Can Injuries Actually Help the Oakland Athletics?


The Oakland Athletics have received some bad news on the injury front this week, with Nate Freiman, Stephen Vogt, and now Josh Reddick all set to miss some time. According to Susan Slusser of the San Francisco Chronicle, Vogt should see his first playing time of the spring over the weekend after tweaking his surgically repaired ankle in an intrasquad game earlier in the week. Freiman has been experiencing some back soreness, but will likely be ready for opening day. Reddick, per Slusser, suffered a mild oblique strain during defensive drills on Friday, but he believes he’ll be back within four to five days.

The timeline may be a short one for Vogt and Reddick, but as we saw on Friday afternoon, Mark Canha and Josh Phegley made the most of their opportunities to shine. While Canha was the Oakland Athletics DH, he is a potential left field candidate as well, with Craig Gentry sliding to right as he did on Friday.
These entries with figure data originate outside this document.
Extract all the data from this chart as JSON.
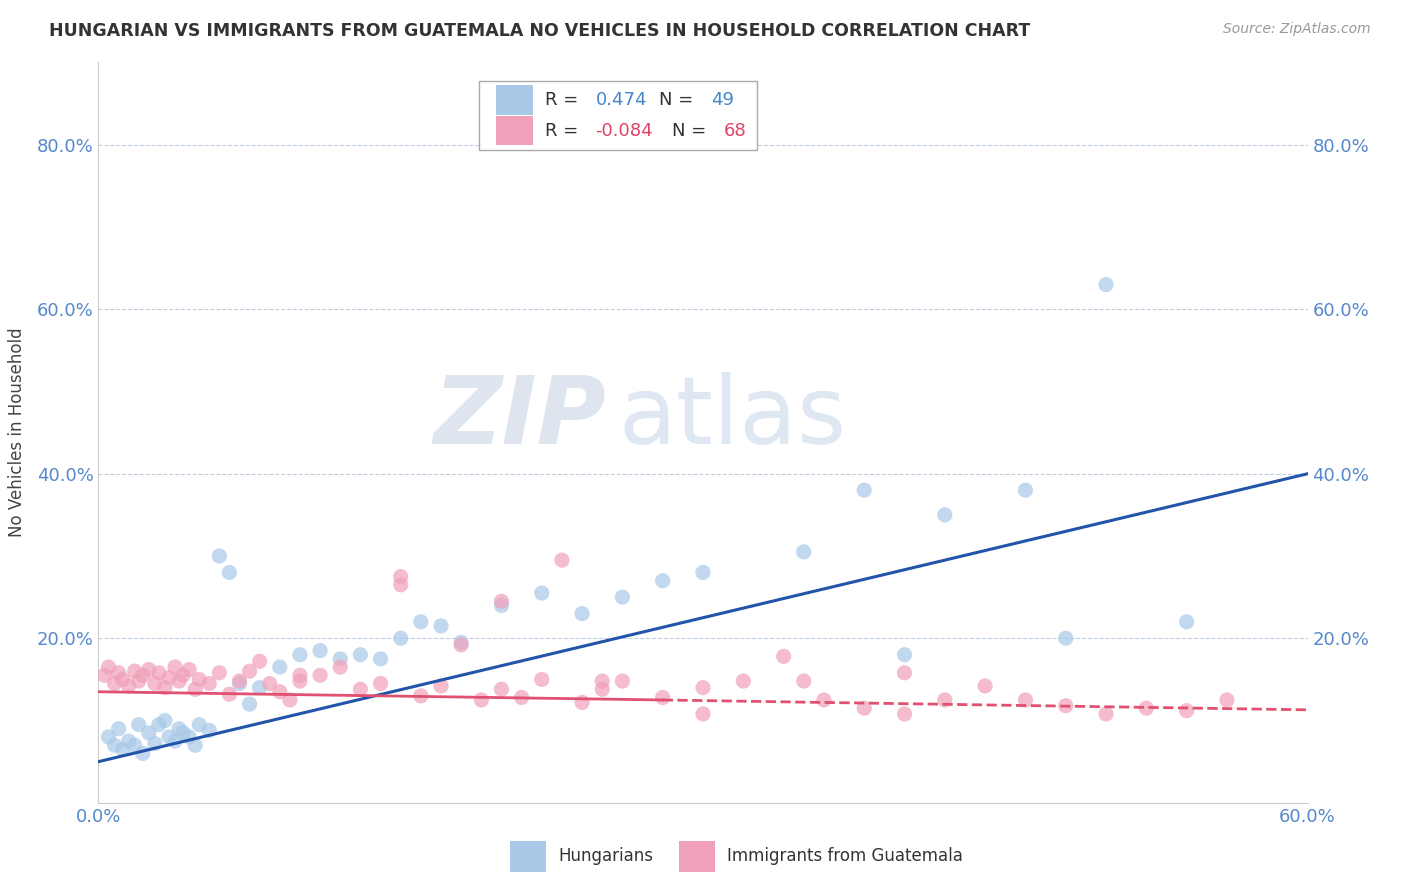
{
  "title": "HUNGARIAN VS IMMIGRANTS FROM GUATEMALA NO VEHICLES IN HOUSEHOLD CORRELATION CHART",
  "source": "Source: ZipAtlas.com",
  "ylabel": "No Vehicles in Household",
  "xlim": [
    0.0,
    0.6
  ],
  "ylim": [
    0.0,
    0.9
  ],
  "yticks": [
    0.0,
    0.2,
    0.4,
    0.6,
    0.8
  ],
  "xtick_labels": [
    "0.0%",
    "60.0%"
  ],
  "ytick_labels": [
    "",
    "20.0%",
    "40.0%",
    "60.0%",
    "80.0%"
  ],
  "color_hungarian": "#a8c8e8",
  "color_guatemala": "#f0a0b8",
  "line_color_hungarian": "#2255aa",
  "line_color_guatemala": "#e05070",
  "hun_line_x0": 0.0,
  "hun_line_y0": 0.05,
  "hun_line_x1": 0.6,
  "hun_line_y1": 0.4,
  "gua_line_solid_x0": 0.0,
  "gua_line_solid_y0": 0.135,
  "gua_line_solid_x1": 0.28,
  "gua_line_solid_y1": 0.125,
  "gua_line_dash_x0": 0.28,
  "gua_line_dash_y0": 0.125,
  "gua_line_dash_x1": 0.6,
  "gua_line_dash_y1": 0.113,
  "hungarian_x": [
    0.005,
    0.008,
    0.01,
    0.012,
    0.015,
    0.018,
    0.02,
    0.022,
    0.025,
    0.028,
    0.03,
    0.033,
    0.035,
    0.038,
    0.04,
    0.042,
    0.045,
    0.048,
    0.05,
    0.055,
    0.06,
    0.065,
    0.07,
    0.075,
    0.08,
    0.09,
    0.1,
    0.11,
    0.12,
    0.13,
    0.14,
    0.15,
    0.16,
    0.17,
    0.18,
    0.2,
    0.22,
    0.24,
    0.26,
    0.28,
    0.3,
    0.35,
    0.38,
    0.4,
    0.42,
    0.46,
    0.48,
    0.5,
    0.54
  ],
  "hungarian_y": [
    0.08,
    0.07,
    0.09,
    0.065,
    0.075,
    0.07,
    0.095,
    0.06,
    0.085,
    0.072,
    0.095,
    0.1,
    0.08,
    0.075,
    0.09,
    0.085,
    0.08,
    0.07,
    0.095,
    0.088,
    0.3,
    0.28,
    0.145,
    0.12,
    0.14,
    0.165,
    0.18,
    0.185,
    0.175,
    0.18,
    0.175,
    0.2,
    0.22,
    0.215,
    0.195,
    0.24,
    0.255,
    0.23,
    0.25,
    0.27,
    0.28,
    0.305,
    0.38,
    0.18,
    0.35,
    0.38,
    0.2,
    0.63,
    0.22
  ],
  "guatemala_x": [
    0.003,
    0.005,
    0.008,
    0.01,
    0.012,
    0.015,
    0.018,
    0.02,
    0.022,
    0.025,
    0.028,
    0.03,
    0.033,
    0.035,
    0.038,
    0.04,
    0.042,
    0.045,
    0.048,
    0.05,
    0.055,
    0.06,
    0.065,
    0.07,
    0.075,
    0.08,
    0.085,
    0.09,
    0.095,
    0.1,
    0.11,
    0.12,
    0.13,
    0.14,
    0.15,
    0.16,
    0.17,
    0.18,
    0.19,
    0.2,
    0.21,
    0.22,
    0.23,
    0.24,
    0.25,
    0.26,
    0.28,
    0.3,
    0.32,
    0.34,
    0.36,
    0.38,
    0.4,
    0.42,
    0.44,
    0.46,
    0.48,
    0.5,
    0.52,
    0.54,
    0.56,
    0.1,
    0.15,
    0.2,
    0.25,
    0.3,
    0.35,
    0.4
  ],
  "guatemala_y": [
    0.155,
    0.165,
    0.145,
    0.158,
    0.15,
    0.142,
    0.16,
    0.148,
    0.155,
    0.162,
    0.145,
    0.158,
    0.14,
    0.152,
    0.165,
    0.148,
    0.155,
    0.162,
    0.138,
    0.15,
    0.145,
    0.158,
    0.132,
    0.148,
    0.16,
    0.172,
    0.145,
    0.135,
    0.125,
    0.148,
    0.155,
    0.165,
    0.138,
    0.145,
    0.265,
    0.13,
    0.142,
    0.192,
    0.125,
    0.138,
    0.128,
    0.15,
    0.295,
    0.122,
    0.138,
    0.148,
    0.128,
    0.108,
    0.148,
    0.178,
    0.125,
    0.115,
    0.108,
    0.125,
    0.142,
    0.125,
    0.118,
    0.108,
    0.115,
    0.112,
    0.125,
    0.155,
    0.275,
    0.245,
    0.148,
    0.14,
    0.148,
    0.158
  ]
}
On Friday, Canha went 2-for-3 with a walk and three runs scored. The man that brought him home each time was Phegley, who went 3-for-4 with three rbi and two runs. Both men were under-the-radar acquisitions that should be on the opening day roster, while neither has been thought of as the “main guy” at their position. With performances like the ones both players put forth on Friday, they are giving fans hope.

In Slusser’s piece, Bob Melvin said of Phegley following the game, “He had a very active day. He got tested on the bases, made some good throws, made one bad one, but he can throw. Really receiving the ball well, doing some things we’re taking note of. All the reports we heard, the reasons we got him, are showing up right now.”

Obviously this is only one game, but these are two players that have arguably just needed a chance at the major league level. Coming to Oakland, and having the players above them on the depth chart miss a couple of games early in the spring may be the way that Canha and Phegley work their way into bigger roles as the season draws closer.